Continuing research is needed to more fully understand the contribution of LVrt and LVCd to airway safety during swallowing in PWPD. Our findings showed that LVrt was a significant predictor for more severe penetration and aspiration events (e.g., higher PAS scores). Our OR (1.11) for LVrt indicated a small increase in the odds of an abnormal penetration or aspiration event (11%) with slower LVrt times. It is possible that the low OR is due to sample size as our findings agree with recent work by Curtis et al. [12]. Predictive models have also shown that other kinematic factors including hyolaryngeal movement are useful predictors for decreased airway safety in PWPD [37] and warrant further investigation.

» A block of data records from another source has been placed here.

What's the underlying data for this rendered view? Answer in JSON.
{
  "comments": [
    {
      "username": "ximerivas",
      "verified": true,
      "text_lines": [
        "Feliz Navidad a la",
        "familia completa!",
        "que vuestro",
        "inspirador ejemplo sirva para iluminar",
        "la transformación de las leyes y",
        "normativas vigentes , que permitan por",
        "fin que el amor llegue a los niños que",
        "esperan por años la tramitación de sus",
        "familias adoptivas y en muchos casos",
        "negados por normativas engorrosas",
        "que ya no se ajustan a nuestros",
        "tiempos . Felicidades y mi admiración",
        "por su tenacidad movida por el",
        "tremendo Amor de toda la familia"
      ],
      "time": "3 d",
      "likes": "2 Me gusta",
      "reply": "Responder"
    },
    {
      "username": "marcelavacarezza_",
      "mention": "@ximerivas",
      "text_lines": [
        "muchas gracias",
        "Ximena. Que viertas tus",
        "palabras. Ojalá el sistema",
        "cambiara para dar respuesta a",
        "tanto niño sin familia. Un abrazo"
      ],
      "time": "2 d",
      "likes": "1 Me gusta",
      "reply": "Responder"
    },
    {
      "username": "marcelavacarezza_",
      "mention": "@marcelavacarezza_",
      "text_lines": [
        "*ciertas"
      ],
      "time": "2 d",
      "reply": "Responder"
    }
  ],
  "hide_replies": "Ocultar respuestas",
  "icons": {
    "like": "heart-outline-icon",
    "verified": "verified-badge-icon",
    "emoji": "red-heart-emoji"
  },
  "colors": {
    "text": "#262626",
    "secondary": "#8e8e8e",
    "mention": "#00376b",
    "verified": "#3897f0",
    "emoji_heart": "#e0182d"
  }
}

The detection of abnormal swallowing and increased airway invasion in the non-advanced stages of PD contributes to the body of knowledge about dysphagia manifestation in this population. The identification of penetration and aspiration of material into the airway during swallowing could have a significant impact on screening approaches, assessment methods, and directions for future therapeutic research in PWPD at non-advanced stages. If dysphagia in PWPD results from a combination of impaired somatosensory responses coupled with slowed kinematic timing, results from our study suggest that these impairments are occurring at a substantial rate in PWPD at non-advanced stages, and across multiple swallows and bolus textures. Moreover, the current level of screening methodologies (i.e., 3 oz WSST) may not be sensitive enough to detect swallowing changes in this subgroup of PWPD. From a translational perspective, clinically relevant recommendations could include the use of a detailed questionnaire to gather patient perceptions of swallow function as part of a comprehensive swallow assessment. Future directions for research should include investigating other aspects of laryngeal kinematics in non-advanced PD as well as considering volume and consistencies of trials. Replication of this study in healthy, older individuals is also needed to determine if kinematic changes seen in PWPD are due to disease process or aging.

Limitations of the study

Generalizations of the results from this pilot study should be guarded for a number of reasons. As an initial pilot study, the sample size for this particular project was small. Therefore, translation related to non-significant findings such as the water screening should be interpreted with caution. This small sample only included PWPD at non-advanced stages of the disease (H & Y I–III) which will limit the generalization of the current results to the larger population of PWPD. However, data obtained from this study can be used for future a priori power analyses to determine appropriate sample sizes for subsequent investigations.

This study only targeted two kinematic measures of interest (LVrt and LVCd). Future studies in this sample should investigate other kinematic measures to determine spatial and temporal factors which might also be contributing to decreased airway safety. Although normal values related to LVrt and LVCd are available, there were no healthy control participants for comparison of timing measures or PAS scores to examine changes in swallow safety.

CONFLICT OF INTEREST

The authors have no conflicts of interest to report.

ACKNOWLEDGMENTS

We would like to acknowledge Diagnostex, LLC for their assistance in scheduling and conducting the videofluoroscopic studies used in this project.